と言って剛野先輩は元の場所に戻っていった。


====


「じゃあ、やるか。組み合わせはどうする?」

「私と海斗、澪と征人は?魔法vs.力って感じで」

と言うが…


「いや、なんで俺が力側なんだよ」

「僕も樹理も魔法が得意。余った君たちで組むのは力関係無く自然なことだろう?」

「別にいいじゃない。それに…」


『私と組めば、確実に勝てるんだから』


「澪、言ったねぇ。…魔法が万能なこと教えてあげよっかぁ?」

「魔法の素晴らしさを教えてあげようか。丁度絶好の魔法日和びよりだからね」

「いや、魔法日和なんてないだろ」


====


『だって本気でしょ?』

と澪が人型になって本気のスパイクを撃ったり


『ちょっ!それ反則でしょ!』

『入らなければいいのだ!』

樹理が氷の壁で防いだりと、結構やりたい放題していた。(樹理は自分たちのボールが入らないことに気づき、すぐさま溶かした)

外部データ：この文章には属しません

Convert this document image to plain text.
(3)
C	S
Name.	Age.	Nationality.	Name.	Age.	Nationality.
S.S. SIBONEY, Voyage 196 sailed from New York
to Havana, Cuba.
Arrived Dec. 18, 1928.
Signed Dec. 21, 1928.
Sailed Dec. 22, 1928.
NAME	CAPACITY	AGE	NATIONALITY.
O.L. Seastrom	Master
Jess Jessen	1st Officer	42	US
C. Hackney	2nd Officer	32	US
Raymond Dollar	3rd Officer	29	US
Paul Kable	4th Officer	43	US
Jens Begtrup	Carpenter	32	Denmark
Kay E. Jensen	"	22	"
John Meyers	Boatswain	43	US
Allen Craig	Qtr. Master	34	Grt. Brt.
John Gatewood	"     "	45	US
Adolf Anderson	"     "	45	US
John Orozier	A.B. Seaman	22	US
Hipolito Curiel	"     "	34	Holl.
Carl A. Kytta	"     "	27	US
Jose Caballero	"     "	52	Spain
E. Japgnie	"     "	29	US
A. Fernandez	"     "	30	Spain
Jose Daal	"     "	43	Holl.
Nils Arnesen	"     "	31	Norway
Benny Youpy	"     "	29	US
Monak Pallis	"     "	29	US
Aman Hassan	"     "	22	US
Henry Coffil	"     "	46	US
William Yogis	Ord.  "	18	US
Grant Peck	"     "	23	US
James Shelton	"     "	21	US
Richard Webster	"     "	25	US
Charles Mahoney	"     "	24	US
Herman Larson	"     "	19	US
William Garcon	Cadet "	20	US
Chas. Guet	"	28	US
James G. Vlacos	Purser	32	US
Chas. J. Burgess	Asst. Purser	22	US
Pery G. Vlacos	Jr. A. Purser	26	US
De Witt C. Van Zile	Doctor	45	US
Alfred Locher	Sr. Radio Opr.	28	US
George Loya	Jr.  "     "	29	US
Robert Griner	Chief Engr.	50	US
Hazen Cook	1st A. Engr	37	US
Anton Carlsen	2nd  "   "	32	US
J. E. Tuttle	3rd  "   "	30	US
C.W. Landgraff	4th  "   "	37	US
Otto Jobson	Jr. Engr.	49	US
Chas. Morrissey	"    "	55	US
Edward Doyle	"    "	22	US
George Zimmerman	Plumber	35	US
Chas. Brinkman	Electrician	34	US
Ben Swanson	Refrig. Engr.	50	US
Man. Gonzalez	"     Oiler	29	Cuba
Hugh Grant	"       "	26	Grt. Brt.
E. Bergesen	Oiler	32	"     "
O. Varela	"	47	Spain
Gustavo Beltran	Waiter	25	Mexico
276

衝撃波で地面にあった砂が舞い上がったり、時折魔法が地面に当たって炸裂したりと、コートの中はすごいことになっていた。そんな中で俺は…


「澪、がんばれ~」

「…いや、しようが無いにしても…もうちょっとなんか…力でなんとかしたらどう?」

全力で防御魔法で守りに入っていた。


「魔法に勝てる腕力を普通の人間は持たないだろ。その代わり澪が逃した、俺が反応できるやつは全部防御魔法で弾いてんだからいいだろ」


そんな感じで色々な手を使いながら点を取り合った。


====


終了時間になって剛野先輩が来た。


「おぉ、時間までやり続けてたんだな」

「ふふふ。爽快な試合だったよ。僕の魔法でね!」

「本当に割れないものなのね」

「楽しかった!」

と各々感想を言っていると…


「で、どっちが勝ったんだ?」



「「「「あ」」」」



誰も勝負だと言っておきながら、点数を数えてなかった。